For all these reasons, we should not be surprised to see gothic writers reveal concerns about how gender relates to the spirit world. The narrator of Edgar Allan Poe's "Ligeia" imputes a witchlike, supernatural willpower to his beloved. He imagines that she is able to transcend the boundary between life and death and is therefore both exciting and threatening. Henry Ward Beecher, in his sermon "The Strange Woman," displays a similar fear as he warns against the almost supernatural power women's sexuality can wield over impressionable young men. He comes close to suggesting that prostitutes, devil-like, are capable of mesmerizing and entrapping otherwise rational males. Arguably, Emily Dickinson exploits the association of the female with the mystical as she interrogates the assumptions of the largely patriarchal nineteenth-century worldview: although one must tell the truth "slant," Dickinson implies that she has access to it. Ironically, perhaps, given Beecher's social moralizing, spiritualism, whose proponents also critiqued marriage and advocated alternative medical treatments, became closely associated with the antebellum social reform ethos in general. The reform movements had always attracted many women who had a particular interest in creating a more equitable culture. Harriet Beecher Stowe, Henry's sister, was the most famous nineteenth-century literary woman to argue, through Uncle Tom's Cabin (1852), for social reform. It is useful to compare her reform ethos with the spiritualist one: for Stowe, it is the mystery of Christianity that shows the way to truth and justice.


EMILY DICKINSON

Dickinson's poetry is very sparse, so every single word carries great weight emotionally and psychologically.

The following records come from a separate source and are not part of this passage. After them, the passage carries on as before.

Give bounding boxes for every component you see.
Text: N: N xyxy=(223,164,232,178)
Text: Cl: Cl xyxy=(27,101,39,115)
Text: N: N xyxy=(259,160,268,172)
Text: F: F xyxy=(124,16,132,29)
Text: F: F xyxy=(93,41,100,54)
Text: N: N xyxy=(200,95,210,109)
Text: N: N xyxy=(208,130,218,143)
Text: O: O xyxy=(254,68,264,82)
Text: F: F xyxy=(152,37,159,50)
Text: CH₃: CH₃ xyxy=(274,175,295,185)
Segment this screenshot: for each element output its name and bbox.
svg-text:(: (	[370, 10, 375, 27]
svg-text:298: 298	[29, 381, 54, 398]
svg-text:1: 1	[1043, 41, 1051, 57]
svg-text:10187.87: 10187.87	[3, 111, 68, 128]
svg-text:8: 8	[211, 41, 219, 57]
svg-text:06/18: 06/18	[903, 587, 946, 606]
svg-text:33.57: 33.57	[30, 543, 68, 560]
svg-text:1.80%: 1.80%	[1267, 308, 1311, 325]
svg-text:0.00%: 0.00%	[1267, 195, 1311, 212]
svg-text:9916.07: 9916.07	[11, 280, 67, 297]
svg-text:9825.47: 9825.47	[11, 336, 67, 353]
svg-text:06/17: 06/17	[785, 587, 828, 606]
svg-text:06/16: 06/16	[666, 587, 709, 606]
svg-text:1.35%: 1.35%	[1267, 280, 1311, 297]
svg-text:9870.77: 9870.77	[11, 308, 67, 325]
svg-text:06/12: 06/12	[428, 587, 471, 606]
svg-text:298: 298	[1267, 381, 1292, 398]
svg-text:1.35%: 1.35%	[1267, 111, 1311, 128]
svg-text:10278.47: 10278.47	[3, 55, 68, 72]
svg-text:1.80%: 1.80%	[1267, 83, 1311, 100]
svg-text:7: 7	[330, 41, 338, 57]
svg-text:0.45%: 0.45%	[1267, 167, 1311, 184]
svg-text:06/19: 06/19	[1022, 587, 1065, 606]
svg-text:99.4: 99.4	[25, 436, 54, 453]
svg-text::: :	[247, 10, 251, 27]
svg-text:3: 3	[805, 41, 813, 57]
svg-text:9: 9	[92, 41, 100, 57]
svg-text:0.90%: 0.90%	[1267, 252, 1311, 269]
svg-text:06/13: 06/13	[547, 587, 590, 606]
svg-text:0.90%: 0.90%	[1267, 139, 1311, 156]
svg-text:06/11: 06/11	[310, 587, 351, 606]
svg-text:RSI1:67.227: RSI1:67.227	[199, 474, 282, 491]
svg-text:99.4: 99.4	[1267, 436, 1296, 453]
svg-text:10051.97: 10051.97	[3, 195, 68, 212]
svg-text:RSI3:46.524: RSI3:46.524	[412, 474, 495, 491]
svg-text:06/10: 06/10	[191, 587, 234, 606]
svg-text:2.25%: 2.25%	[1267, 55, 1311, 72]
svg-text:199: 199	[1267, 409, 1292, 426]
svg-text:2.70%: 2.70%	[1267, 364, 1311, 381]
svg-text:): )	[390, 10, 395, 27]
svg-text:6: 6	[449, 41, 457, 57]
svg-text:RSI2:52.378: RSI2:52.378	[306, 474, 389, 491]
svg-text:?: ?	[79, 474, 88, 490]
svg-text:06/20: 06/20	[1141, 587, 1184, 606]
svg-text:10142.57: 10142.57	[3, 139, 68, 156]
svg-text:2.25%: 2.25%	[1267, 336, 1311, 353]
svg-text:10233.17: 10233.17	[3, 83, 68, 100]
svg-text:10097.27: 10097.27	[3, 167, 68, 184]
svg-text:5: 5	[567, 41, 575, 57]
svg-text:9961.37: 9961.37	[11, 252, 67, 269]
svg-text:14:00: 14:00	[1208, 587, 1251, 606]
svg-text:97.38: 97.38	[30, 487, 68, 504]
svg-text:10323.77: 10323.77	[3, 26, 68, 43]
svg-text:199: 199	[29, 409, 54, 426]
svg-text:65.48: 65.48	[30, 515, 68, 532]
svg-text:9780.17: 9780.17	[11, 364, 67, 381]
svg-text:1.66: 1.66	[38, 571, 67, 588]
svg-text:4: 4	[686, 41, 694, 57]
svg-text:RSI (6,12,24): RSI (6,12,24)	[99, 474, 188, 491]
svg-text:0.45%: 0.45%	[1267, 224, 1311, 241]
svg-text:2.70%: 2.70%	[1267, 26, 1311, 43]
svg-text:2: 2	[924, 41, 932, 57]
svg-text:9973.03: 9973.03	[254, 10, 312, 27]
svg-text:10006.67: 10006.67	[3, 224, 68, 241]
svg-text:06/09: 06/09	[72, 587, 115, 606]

Some critics say her words were used as a substitue, not a supplement, for another sort of life, "one for which she yearned even as she protected herself from it: that of personal closeness, literal intimacy.

This was her way of defining herself in a world that favored male power and authority (think Anne Bradstreet and Phyllis Wheatley).

By creating her own identity on her own terms, we can also say that she is "self-made". Like Bradstreet and Wheatley she had a quality education that would rival any male of the period. She lived her life own her own terms (never traditionally "male" or "female"). She never marries or bears children (the traditional role of the female at the time). Instead she creates herself, in private, through her poetry (self-made like Ben Franklin).

She is consdiered the first modern poet because of her deft focus on the meaning of single words (characteristic of multiple meanings). She also does not use traditional punctuation (the use of the dash simultaneously liks ideas and words in comlpex ways).